Whether you trust her as a narrator or believe her story exactly as she tells it (and I think there’s plenty of reason to believe almost all of her story, and trust most of her story as narrator), it’s hard to come away from this book or any write-up of Assata Shakur’s life and not feel like she was absolutely railroaded by the US government. Sometimes people in liberal-ish circles have a real hard time dealing with ambivalent or worse contradictory feelings about the US. For me, I think we’re more or less stuck with it, and I have enough privilege to make a reasonable go of it, and don’t want to stand in the way of any progress that we need to make as a country (within some constraints I won’t get into). I have never had any illusions about police behavior, and the fact that not every single police officer I have ever met has treated me as horribly as the ones who treated me the worst (and again, I’ve gotten off pretty lightly) has done nothing to make me trust any of them. So when you begin this memoir with Assata Shakur being shot, arrested, beaten, had said within her earshot that they should wait until she’s dead to move her, chained to a hospital bed, not allowed to speak to her lawyer (and then only for five minutes), being charged in the hospital, being arraigned in the hospital, and then being interrogated by police without her lawyer present, well, it shouldn’t actually matter much if you believe she is guilty or not. And that’s all before you hear her side of the story, which is convincing. And if you’re not convinced, then you get the on-record version of a second trial where she has been accused of robbing a bank. Her photos are doctored, she’s accused of losing weight in prison on purpose to not look like the accused bank-robber, and she’s made to wear a wig and glasses in court, and they still can’t convict her.
So for me, I don’t need to worry too much about the ultimate truth of innocence or guilt because the lengths that they go to to destroy are exponentially beyond what would be reasonable. Plus, I DO believe her.
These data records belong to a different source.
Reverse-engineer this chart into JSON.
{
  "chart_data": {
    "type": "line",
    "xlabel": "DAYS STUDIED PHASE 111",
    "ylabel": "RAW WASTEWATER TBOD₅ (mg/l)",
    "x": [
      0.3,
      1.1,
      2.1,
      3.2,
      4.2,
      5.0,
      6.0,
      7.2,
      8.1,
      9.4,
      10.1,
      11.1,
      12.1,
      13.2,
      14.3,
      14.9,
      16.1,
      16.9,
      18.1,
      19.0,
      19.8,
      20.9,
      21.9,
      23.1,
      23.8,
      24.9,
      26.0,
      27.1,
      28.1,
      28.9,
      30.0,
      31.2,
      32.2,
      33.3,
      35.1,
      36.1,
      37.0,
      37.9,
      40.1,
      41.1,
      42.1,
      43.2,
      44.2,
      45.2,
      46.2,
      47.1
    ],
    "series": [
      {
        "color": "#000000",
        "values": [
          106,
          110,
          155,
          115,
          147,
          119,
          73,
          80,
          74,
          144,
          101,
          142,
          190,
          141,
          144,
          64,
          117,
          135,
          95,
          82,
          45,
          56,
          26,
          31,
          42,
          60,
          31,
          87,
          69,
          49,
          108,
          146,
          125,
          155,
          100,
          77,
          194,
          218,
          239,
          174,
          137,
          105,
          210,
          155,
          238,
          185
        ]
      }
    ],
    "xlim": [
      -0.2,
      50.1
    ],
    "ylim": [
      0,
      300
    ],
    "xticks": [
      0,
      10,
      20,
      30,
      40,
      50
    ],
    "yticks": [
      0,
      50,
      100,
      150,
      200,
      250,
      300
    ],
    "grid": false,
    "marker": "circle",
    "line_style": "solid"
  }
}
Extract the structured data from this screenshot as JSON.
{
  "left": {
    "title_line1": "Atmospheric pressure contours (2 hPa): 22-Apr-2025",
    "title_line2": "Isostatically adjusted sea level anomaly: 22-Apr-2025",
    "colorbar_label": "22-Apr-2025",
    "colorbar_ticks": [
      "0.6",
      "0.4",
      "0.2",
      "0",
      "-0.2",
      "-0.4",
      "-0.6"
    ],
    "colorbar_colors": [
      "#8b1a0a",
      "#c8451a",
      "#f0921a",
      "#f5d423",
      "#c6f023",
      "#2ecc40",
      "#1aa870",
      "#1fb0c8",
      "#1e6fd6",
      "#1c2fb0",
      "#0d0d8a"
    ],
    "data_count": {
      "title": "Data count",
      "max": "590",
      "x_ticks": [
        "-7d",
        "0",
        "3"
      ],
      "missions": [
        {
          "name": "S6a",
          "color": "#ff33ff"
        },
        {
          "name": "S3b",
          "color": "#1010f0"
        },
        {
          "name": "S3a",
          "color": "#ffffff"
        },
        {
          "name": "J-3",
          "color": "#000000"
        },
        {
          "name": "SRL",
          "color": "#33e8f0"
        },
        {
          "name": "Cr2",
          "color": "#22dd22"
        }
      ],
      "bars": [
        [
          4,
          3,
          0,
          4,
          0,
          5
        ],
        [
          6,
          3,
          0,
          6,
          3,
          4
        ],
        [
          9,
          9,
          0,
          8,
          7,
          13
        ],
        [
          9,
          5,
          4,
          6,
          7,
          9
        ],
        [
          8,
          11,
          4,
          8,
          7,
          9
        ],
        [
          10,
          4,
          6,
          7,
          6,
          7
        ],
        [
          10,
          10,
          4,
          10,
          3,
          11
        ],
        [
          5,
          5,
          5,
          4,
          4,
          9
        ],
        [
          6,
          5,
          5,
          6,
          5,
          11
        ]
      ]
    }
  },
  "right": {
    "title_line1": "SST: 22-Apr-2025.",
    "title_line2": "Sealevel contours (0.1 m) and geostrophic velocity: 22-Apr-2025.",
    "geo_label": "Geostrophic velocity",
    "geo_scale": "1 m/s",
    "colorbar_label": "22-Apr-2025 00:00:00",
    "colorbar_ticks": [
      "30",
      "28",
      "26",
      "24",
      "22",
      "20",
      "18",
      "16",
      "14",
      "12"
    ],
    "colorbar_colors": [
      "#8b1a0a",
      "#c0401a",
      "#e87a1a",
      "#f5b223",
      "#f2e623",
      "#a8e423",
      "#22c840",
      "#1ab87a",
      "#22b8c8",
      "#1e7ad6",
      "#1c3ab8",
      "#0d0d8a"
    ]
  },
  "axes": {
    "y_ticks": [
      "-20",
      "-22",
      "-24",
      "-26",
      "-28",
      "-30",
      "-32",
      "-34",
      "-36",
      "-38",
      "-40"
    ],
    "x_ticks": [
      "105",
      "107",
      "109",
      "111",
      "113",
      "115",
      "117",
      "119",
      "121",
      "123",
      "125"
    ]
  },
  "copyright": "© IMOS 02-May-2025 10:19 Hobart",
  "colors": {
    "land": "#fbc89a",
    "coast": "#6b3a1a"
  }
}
So that’s about half of the memoir. The other half of the memoir intersperses scenes of Assata Shakur’s awakening to her suppressed state as a Black woman in the US. She’s deeply critical of the state apparatus, of Conservatives, of Liberals, of White socialists/Leftists, of certain elements of the Black Liberation Army and Black Panthers, and of plenty of other things. I think some of her analysis of US history is not wrong necessarily, but overly opaque at times, and I can’t get behind her fawning adoration of Castro’s Cuba, even if her reasons for feeling this way are more than justified.